On a recent visit to my hometown by the Yangtze River in eastern China, relatives welcomed me, as ever, with a feast: steamed perch and hairy crab, deep-fried river shrimp – and braised pork. My 84-year-old father made sure to serve pork, even though it was now twice as expensive as the year before.

This time, he didn’t get the meat from my brother, who until this fall had been the village’s largest pork producer: All 150 pigs on my brother’s farm had either died or been culled because of African swine fever.

 

The disease was first reported in Shenyang, Liaoning Province, in early August 2018. By the end of August 2019, the entire pig population of China had dropped by about 40 percent. China accounted for more than half of the global pig population in 2018, and the epidemic there alone has killed nearly one-quarter of all the world’s pigs.

By late September, the disease had cost economic losses of one trillion yuan (about $141 billion), according to Li Defa, dean of the College of Animal Science and Technology at China Agricultural University in Beijing. Qiu Huaji, a leading Chinese expert on porcine infectious diseases, has said that African swine fever has been no less devastating “than a war” – in terms of “its effects on the national interest and people’s livelihoods and its political, economic and social impact.”

“We lost hundreds of thousands of yuan,” my sister-in-law bemoaned, several tens of thousands of dollars. “Haven’t you been compensated by the government for the dead pigs?” I asked. “Only 100 yuan per head,” less than $15, she said, “That didn’t help.”

She wasn’t being entirely forthright. The government said that it would hand out 1,200 yuan (about $170) per animal culled, but her calculation was based on the total number of pigs she and my brother lost to swine fever. For a time, the two of them tried to furtively bury the dead pigs, hoping they might be able to quickly sell off the ones that were still alive, sick or not.
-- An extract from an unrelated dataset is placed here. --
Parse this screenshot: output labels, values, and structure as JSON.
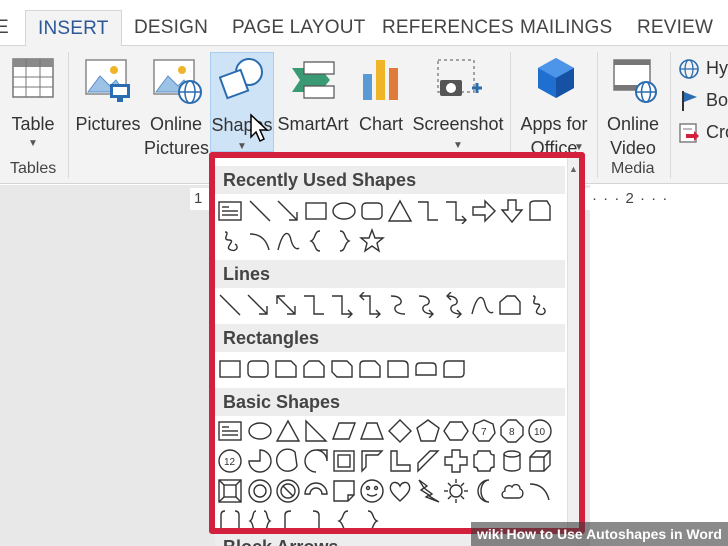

My brother’s and his wife’s losses, as well as their attempts to prevent them, are emblematic of what the epidemic has brought out across China. A crisis that might have been manageable quickly became a small catastrophe because of how the Chinese state operates.

Much like severe acute respiratory syndrome, or SARS, exposed the shortcomings of China’s public health system when it became an epidemic in 2002-3, swine fever today exposes the weaknesses of the country’s animal-disease prevention and control. But it also reveals something much more fundamental: notably, the perverse effects that even sound regulations can have when they are deployed within a system of governance as unsound as China’s.

According to Yu Kangzhen, a deputy minister of agriculture, the localities that struggled to control the spread of African swine fever were also those that lacked staff, funding or other resources in animal-epidemic prevention. Yet that alone cannot explain the breadth of the epidemic or the speed with which it swept across China.